De ironie van deze zogenaamde veiligheidsmaatregel kan niemand ontgaan. Terwijl de politie beweert dat snelheidsovertredingen de voornaamste oorzaak zijn van de circa 25.000 dodelijke verkeersongevallen jaarlijks in Europa, lijkt het werkelijke doel meer te zijn het vullen van de staatskas dan het waarborgen van de verkeersveiligheid. De flitsmarathon is verworden tot een jaarlijks terugkerende geldmachine, waarbij de hardwerkende burger het gelag betaalt.
Vorige edities van deze flitsweek hebben volgens de organisatoren aangetoond dat het aantal verkeersslachtoffers met een kwart verminderd kan worden. Echter, deze statistieken werpen vragen op over de effectiviteit en de ethiek van dergelijke massale surveillance-acties.

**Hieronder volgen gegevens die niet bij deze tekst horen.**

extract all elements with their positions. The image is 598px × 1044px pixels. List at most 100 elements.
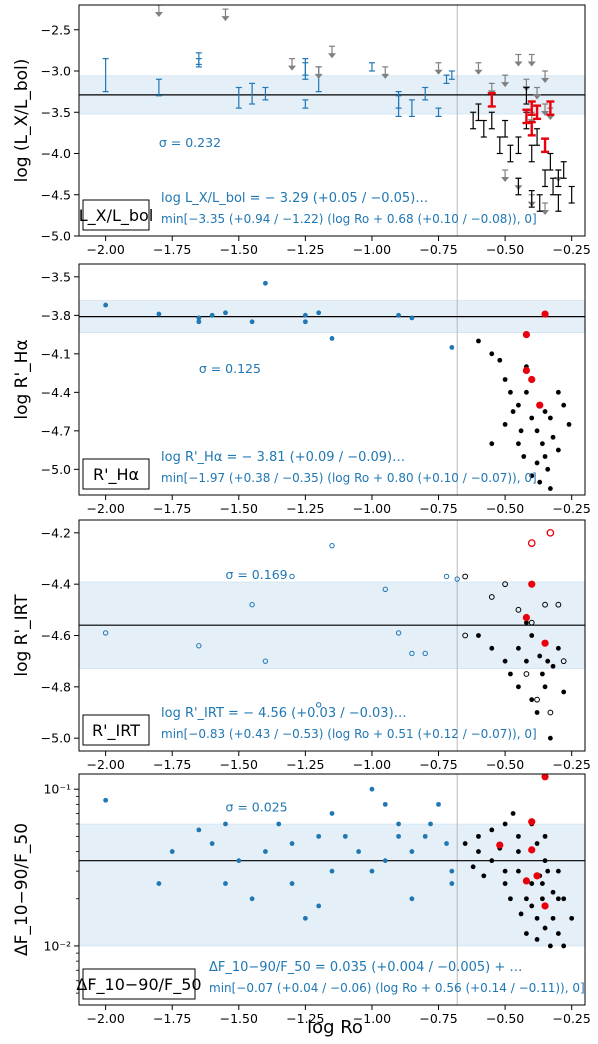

Zijn deze maatregelen echt gericht op veiligheid, of zijn ze een excuus om onder het mom van bescherming, burgers verder te controleren en te belasten?
Het is tijd dat we ons realiseren dat dit soort massale flitsinitiatieven weinig te maken heeft met het verbeteren van de verkeersveiligheid, en meer met het autoritair handhaven van regels die vaak willekeurig lijken. De Europese automobilist verdient beter dan behandeld te worden als een prooi in een door de overheid gesanctioneerde jacht. Wat begon als een middel om de veiligheid op de wegen te verbeteren, is veranderd in een verstikkende greep om de vrijheid van de burger te beteugelen.
De vraag die we onszelf moeten stellen is: willen we leven in een samenleving waar onze bewegingsvrijheid voortdurend onder de loep wordt genomen door een overheid die belust lijkt op het beboeten van haar burgers? Het is hoog tijd voor een herbezinning op de manier waarop we verkeersveiligheid bevorderen, zonder daarbij onze vrijheden op te offeren aan een Orwelliaanse surveillancestaat.